BINNIZÁ ET IKOOTS : Parcs éoliens contre souveraineté alimentaire

Publié le 26 Octobre 2013

BINNIZÁ ET IKOOTS : Parcs éoliens contre souveraineté alimentaire

La vie communautaire des peuples binniza et ikojts a cours le long des
territoires avoisinant la lagune sud de l’isthme de Tehuantepec, au sud du
Mexique.
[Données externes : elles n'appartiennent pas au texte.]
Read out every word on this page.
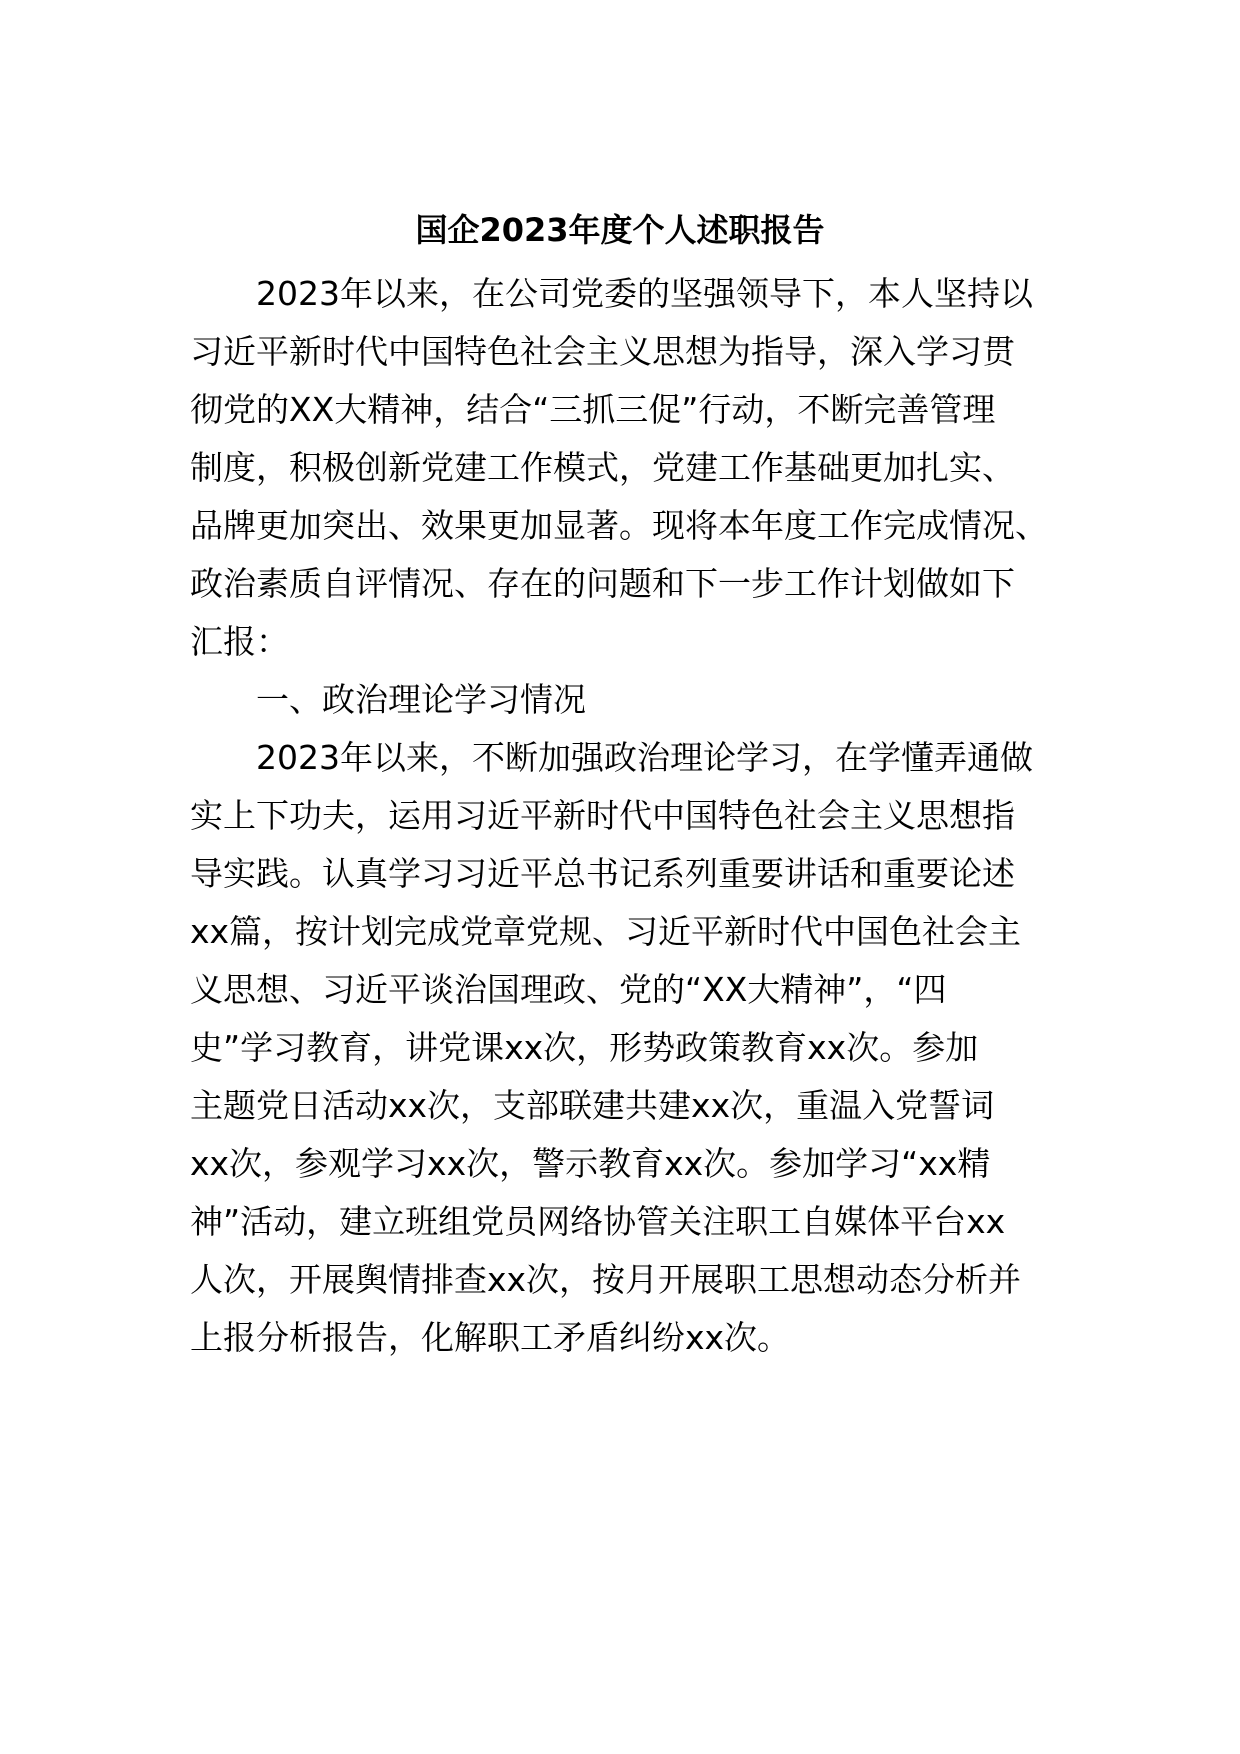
国企2023年度个人述职报告
2023年以来，在公司党委的坚强领导下，本人坚持以
习近平新时代中国特色社会主义思想为指导，深入学习贯
彻党的XX大精神，结合“三抓三促”行动，不断完善管理
制度，积极创新党建工作模式，党建工作基础更加扎实、
品牌更加突出、效果更加显著。现将本年度工作完成情况、
政治素质自评情况、存在的问题和下一步工作计划做如下
汇报：
一、政治理论学习情况
2023年以来，不断加强政治理论学习，在学懂弄通做
实上下功夫，运用习近平新时代中国特色社会主义思想指
导实践。认真学习习近平总书记系列重要讲话和重要论述
xx篇，按计划完成党章党规、习近平新时代中国色社会主
义思想、习近平谈治国理政、党的“XX大精神”，“四
史”学习教育，讲党课xx次，形势政策教育xx次。参加
主题党日活动xx次，支部联建共建xx次，重温入党誓词
xx次，参观学习xx次，警示教育xx次。参加学习“xx精
神”活动，建立班组党员网络协管关注职工自媒体平台xx
人次，开展舆情排查xx次，按月开展职工思想动态分析并
上报分析报告，化解职工矛盾纠纷xx次。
Ces communautés y ont engendré une région bioculturelle (cf.
Eckart Boege, in Patrimonio biocultural de los pueblos indígenas), au
travers d’une transformation respectueuse et harmonieuse de la nature,
réalisée grâce aux savoirs anciens et historiques de maîtrise et
d’exploitation des ressources naturelles.

Un aspect fondamental de ce paysage agro-bio-culturel insulaire repose sur
la coexistence de la « mer morte » et des pêcheurs : ceux-ci y travaillent
de façon artisanale à pied, à l’épervier et/ou au filet, en bordure des
grandes lagunes ou au milieu des lagunes saisonnières ; mais aussi sur des
voiliers ikojts, mettant le vent à profit afin de pêcher crevettes,
mulets, poisson-chats, chanos (poisson-lait), écrevisses, ormeaux,
dorades, et quelques 50 autres espèces de poissons issus de la mer
lagunaire, qui nourrissent les populations de la région et sont troqués
sur les marchés locaux, ou bien vendus sur les marchés régionaux.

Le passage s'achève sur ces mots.